Also comprise before the said step 1:
Step 21 is carried out pre-service to training webpage and webpage to be identified, removes the webpage label, obtains the text of the character of web displaying, and ESC is reduced;
Said step 21 also comprises:
Step 31 converts the write the two or more syllables of a word together alphabetic coding of representing two characters in the text into the coding that splits two corresponding characters of back;
Step 32 judges before the prefix vowel whether have hamza, if do not have, then before said prefix vowel, adds;
Step 33 judges whether the prefix vowel is the compound vowel letter, if then said compound vowel letter is split as two corresponding characters;
Step 34 converts the letter in the Arabic alphabet expansion area into the letter of correspondingly-shaped in the Arabic alphabet base region.
Confirm in the said step 1 as the value of n in the n tuple of recognition feature further to do,
Step 41 for every kind of language that training is used in the webpage, is added up the probability of occurrence of i tuple in the said language, and the value of i is 1 to m, and m is a preset value;
Step 42 preferentially selects the higher i tuple of probability of occurrence as recognition feature according to said probability of occurrence.
Also comprise in the said step 1:
Step 51 for every kind of language, is pressed rank from big to small with weighted value, and K weighted value before choosing records weighted value of choosing and said weighted value characteristic of correspondence ID in the feature weight table of said language; Preceding K weighted value addition of said language is greater than pre-set threshold value, and K is the corresponding selected value of said language;
The every kind of language that uses for the training webpage in the said step 2, the occurrence number of the weighted value of characteristic ID and the identification id identical with said characteristic ID multiplied each other further does,
Step 52, the every kind of language that uses for the training webpage multiplies each other the occurrence number of the weighted value of characteristic ID in the feature weight table of said language and the identification id identical with said characteristic ID.
The occurrence number of each n tuple in the statistics webpage to be identified in the said step 2 is got said n tuple significance bit in the preset standard coding and is also comprised after generating the corresponding identification id of said occurrence number,
Step 61, the occurrence number of the said n tuple of storage is the subscript of said storage unit with said identification id in storage unit, each storage unit is formed n tuple array;
The every kind of language that uses for the training webpage in the said step 2, the occurrence number of the weighted value of characteristic ID and the identification id identical with said characteristic ID multiplied each other further does,
Step 62; For every kind of language; Travel through the feature weight table of said language,, read the characteristic ID of said row for each row of feature weight table; In said n tuple array, search the storage unit that is designated as said characteristic ID down, the numerical value of the cell stores that finds and the weighted value of said row are multiplied each other.
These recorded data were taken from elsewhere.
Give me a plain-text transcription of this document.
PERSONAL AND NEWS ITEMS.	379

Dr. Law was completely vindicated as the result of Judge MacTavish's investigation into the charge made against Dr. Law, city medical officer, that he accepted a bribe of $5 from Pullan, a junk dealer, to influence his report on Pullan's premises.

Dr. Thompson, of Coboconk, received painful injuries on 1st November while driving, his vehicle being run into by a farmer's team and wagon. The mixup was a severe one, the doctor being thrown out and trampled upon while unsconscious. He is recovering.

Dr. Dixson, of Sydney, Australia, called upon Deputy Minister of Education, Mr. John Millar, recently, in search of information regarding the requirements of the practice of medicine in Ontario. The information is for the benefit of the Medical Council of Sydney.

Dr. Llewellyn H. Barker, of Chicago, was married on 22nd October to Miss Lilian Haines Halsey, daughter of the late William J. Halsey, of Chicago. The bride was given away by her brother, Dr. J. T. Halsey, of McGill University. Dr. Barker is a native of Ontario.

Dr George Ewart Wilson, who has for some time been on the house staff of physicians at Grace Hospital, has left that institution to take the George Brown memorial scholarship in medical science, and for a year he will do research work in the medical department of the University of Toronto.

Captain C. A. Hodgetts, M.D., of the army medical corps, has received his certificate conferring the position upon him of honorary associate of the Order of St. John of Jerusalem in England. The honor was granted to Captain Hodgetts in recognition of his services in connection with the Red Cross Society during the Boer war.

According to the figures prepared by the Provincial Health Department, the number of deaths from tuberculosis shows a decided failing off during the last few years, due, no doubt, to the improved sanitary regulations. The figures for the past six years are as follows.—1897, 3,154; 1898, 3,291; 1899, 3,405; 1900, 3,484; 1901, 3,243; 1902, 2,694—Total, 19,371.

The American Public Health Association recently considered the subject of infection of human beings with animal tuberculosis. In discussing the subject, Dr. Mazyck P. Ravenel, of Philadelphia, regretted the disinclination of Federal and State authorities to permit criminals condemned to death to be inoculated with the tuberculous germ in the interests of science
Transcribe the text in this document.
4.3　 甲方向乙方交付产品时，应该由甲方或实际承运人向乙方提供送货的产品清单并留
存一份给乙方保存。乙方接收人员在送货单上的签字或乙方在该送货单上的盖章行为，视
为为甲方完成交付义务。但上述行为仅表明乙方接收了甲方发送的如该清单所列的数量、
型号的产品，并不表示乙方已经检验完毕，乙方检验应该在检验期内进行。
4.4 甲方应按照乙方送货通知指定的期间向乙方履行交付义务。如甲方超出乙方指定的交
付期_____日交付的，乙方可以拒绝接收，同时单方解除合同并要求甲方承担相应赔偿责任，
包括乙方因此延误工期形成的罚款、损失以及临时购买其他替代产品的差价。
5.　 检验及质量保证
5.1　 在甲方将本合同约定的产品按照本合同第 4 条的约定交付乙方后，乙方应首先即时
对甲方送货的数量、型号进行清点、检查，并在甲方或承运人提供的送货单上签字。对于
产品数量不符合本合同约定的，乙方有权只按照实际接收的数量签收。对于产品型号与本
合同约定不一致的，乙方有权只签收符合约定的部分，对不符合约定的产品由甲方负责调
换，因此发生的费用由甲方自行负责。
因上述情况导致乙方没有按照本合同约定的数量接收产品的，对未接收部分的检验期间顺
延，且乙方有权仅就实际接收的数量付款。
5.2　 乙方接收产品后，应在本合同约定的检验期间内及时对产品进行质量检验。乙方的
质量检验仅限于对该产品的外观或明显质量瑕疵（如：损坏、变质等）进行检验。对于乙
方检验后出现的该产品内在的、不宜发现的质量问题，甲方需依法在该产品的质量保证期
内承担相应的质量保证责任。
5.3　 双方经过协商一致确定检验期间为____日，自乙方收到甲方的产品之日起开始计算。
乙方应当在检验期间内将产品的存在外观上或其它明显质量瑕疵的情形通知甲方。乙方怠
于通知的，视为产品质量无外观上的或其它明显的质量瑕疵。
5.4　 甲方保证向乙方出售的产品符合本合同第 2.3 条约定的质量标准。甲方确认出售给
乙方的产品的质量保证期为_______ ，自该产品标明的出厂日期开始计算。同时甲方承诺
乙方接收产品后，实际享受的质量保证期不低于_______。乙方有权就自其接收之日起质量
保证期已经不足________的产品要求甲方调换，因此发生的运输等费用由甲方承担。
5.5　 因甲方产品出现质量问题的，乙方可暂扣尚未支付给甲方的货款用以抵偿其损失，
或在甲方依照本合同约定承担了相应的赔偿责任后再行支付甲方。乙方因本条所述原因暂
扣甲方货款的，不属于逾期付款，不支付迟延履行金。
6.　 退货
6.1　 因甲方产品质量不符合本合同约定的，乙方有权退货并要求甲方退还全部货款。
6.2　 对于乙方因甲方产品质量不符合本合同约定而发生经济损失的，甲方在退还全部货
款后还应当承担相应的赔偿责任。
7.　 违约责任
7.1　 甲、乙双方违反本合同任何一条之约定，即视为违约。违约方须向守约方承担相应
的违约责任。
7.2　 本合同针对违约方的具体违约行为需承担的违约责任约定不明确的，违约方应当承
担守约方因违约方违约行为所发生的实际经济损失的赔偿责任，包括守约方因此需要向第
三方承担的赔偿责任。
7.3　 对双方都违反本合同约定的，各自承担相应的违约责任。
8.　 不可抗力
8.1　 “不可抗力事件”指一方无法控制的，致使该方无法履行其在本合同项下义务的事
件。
The invention also discloses the system of Uighur in a kind of automatic identification webpage, comprising:
Training module; Be used for confirming value as the n tuple n of recognition feature; For the every kind of language that uses in the training webpage; The frequency of occurrences of each n tuple of adding up said language in the training webpage that uses said language is a weighted value with the said frequency of occurrences, and gets the significance bit of said n tuple in the preset standard coding and generate said weighted value characteristic of correspondence ID; The language that uses in the said training webpage comprise Uighur with the similar literal of Uighur, saidly comprise Arabic, Kazakh, kirgiz with the similar literal of Uighur;
Identification module; Be used for adding up the occurrence number of each n tuple of webpage to be identified, get said n tuple significance bit in the preset standard coding and generate the corresponding identification id of said occurrence number, for every kind of language of training webpage use; The occurrence number of the weighted value of characteristic ID and the identification id identical with said characteristic ID is multiplied each other; The stack product, gained is the score value of webpage to be identified corresponding to said language with value, the language that said webpage to be identified uses is the corresponding language of highest score;
Said system also comprises pre-processing module, the operation before said training module and the startup of said identification module of said pre-processing module,
Said pre-processing module is used for training webpage and webpage to be identified are carried out pre-service, removes the webpage label, obtains the text of the character of web displaying, and ESC is reduced;
Said pre-processing module also is used for representing the write the two or more syllables of a word together alphabetic coding of two characters to convert the coding that splits two corresponding characters of back in text; Judge before the prefix vowel whether have hamza,, then before said prefix vowel, add if do not have; Judge whether the prefix vowel is the compound vowel letter, if then said compound vowel letter is split as two corresponding characters; Letter in the Arabic alphabet expansion area is converted into the letter of correspondingly-shaped in the Arabic alphabet base region.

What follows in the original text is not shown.